L’an dernier, une de mes amies et ses deux filles passaient la saison balnéaire à Jersey. Elles avaient loué une jolie villa éloignée du centre de la ville et s’y plaisaient beaucoup. Elles ne se doutaient guère de la vive émotion qui les attendait le premier samedi de leur arrivée. Ce matin même elles avaient fait une commande chez l’épicier. Le soir, vers onze heures trois quarts, elles sont réveillées en sursaut par un coup frappé à leur porte. Qui pouvait venir à cette heure indue? Elles prêtent l’oreille, et, dans le silence de la nuit, distinguent très bien le frottement d’une première allumette, puis d’une seconde, un point lumineux jaillit un instant. Ah! mon Dieu, dans ce quartier désert, sont-ce des voleurs qui, sans crainte d'être dérangés vont faire les choses à leur aise? La plus brave se glisse jusqu’à la fenêtre, elle aperçoit un homme porteur d’un long objet qui ressemble à un fusil. Plus de doute, ce sont des assassins? Mais on dit qu’il n’y en a pas à Jersey! Pendant un moment leur anxiété est grande. Puis tout rentre dans le calme, on entend seulement le bruit de pas furtifs qui s’éloignent. Ces dames, très agitées, ont peine à se rendormir et font des rêves affreux. Au réveil elles se demandent d’abord si elles n’ont pas été le jouet d’un cauchemar. Non, les deux allumettes, preuves matérielles et palpables, sont encore là sur le perron.

C’est le lendemain chez l’épicier qu’on trouva la clef de l’énigme. La grande frayeur de ces dames était le fait d’une main bien innocente, de celle du petit commis de l’épicerie qui venait à l’heure où l’on peut encore se présenter, quoique ce fût la dernière heure de la journée, apporter leur commande, un pain de sucre et un balai. C’est ce modeste ustensile de ménage que la plus brave de ces dames prenait pour un fusil. Le coup des allumettes s’expliqua aussi bien: le petit commis, étonné de trouver une maison si endormie, avait tiré deux allumettes, la première s’étant montrée récalcitrante, pour voir s’il ne s’était pas trompé de numéro, mais une judicieuse idée l’avait empêché d’insister. Il s’était dit qu’il n’y a que des Françaises à pouvoir être couchées à cette heure là le samedi. Et voilà comme quoi à Jersey, le jour du grand marché, jusqu’à minuit, il ne faut s’étonner de rien.

JOURNAL DE SUZETTE

Les marchés sont nombreux et bien approvisionés. Comme j’y suis allée de bonne heure, plusieurs marchandes me priaient d'éterner (étrener).

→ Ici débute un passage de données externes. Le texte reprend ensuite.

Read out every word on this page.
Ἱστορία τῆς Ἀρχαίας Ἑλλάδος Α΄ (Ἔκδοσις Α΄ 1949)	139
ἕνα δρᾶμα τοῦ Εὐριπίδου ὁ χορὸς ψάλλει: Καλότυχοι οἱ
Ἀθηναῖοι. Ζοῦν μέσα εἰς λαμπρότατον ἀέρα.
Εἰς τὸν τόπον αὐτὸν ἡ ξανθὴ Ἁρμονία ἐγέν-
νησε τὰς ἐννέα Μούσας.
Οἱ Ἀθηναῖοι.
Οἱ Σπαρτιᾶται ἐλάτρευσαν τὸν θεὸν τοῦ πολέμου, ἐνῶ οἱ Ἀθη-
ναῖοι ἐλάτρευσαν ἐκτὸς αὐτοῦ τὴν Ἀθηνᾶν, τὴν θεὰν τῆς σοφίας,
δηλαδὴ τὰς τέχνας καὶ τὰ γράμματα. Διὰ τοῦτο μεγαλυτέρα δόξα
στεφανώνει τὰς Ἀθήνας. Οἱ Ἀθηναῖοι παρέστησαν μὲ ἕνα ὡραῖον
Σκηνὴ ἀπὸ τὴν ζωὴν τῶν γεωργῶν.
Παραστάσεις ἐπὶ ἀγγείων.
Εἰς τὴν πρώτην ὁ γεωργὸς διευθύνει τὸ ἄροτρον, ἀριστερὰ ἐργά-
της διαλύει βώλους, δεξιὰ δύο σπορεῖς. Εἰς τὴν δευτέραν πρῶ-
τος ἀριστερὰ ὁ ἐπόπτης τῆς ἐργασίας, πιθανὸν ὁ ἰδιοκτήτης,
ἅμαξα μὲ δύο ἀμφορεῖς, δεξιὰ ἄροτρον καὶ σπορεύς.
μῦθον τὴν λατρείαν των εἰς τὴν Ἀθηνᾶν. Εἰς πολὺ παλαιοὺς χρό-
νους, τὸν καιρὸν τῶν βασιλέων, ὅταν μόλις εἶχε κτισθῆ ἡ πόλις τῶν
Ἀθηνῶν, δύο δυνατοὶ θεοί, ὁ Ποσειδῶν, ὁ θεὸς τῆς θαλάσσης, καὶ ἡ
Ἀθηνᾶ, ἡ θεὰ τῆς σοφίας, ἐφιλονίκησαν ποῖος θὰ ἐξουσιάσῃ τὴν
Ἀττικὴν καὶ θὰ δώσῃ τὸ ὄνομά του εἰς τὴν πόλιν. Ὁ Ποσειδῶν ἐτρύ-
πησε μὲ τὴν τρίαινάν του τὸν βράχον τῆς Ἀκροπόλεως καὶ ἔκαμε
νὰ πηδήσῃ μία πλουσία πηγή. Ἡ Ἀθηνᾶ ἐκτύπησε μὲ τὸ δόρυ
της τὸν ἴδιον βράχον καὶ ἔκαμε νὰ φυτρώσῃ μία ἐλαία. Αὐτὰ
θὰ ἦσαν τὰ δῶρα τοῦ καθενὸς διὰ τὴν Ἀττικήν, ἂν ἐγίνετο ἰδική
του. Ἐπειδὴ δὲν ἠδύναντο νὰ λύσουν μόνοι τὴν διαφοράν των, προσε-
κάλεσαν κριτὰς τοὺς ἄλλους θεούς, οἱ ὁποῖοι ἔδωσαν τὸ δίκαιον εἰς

Sauf le chauffage au bois, les domestiques et le vin, la vie ne semble pas trop chère. Ne payant que peu ou point de droit, l’épicerie et les denrées coloniales sont à des prix inconnus en France, la cassonnade brute coûte dix centimes la livre, le bon café un franc vingt centimes, le plus excellent thé deux francs quarante centimes, la bougie soixante centimes. Les fruits exotiques abondent; grenades, oranges, ananas, cocos sont pour rien.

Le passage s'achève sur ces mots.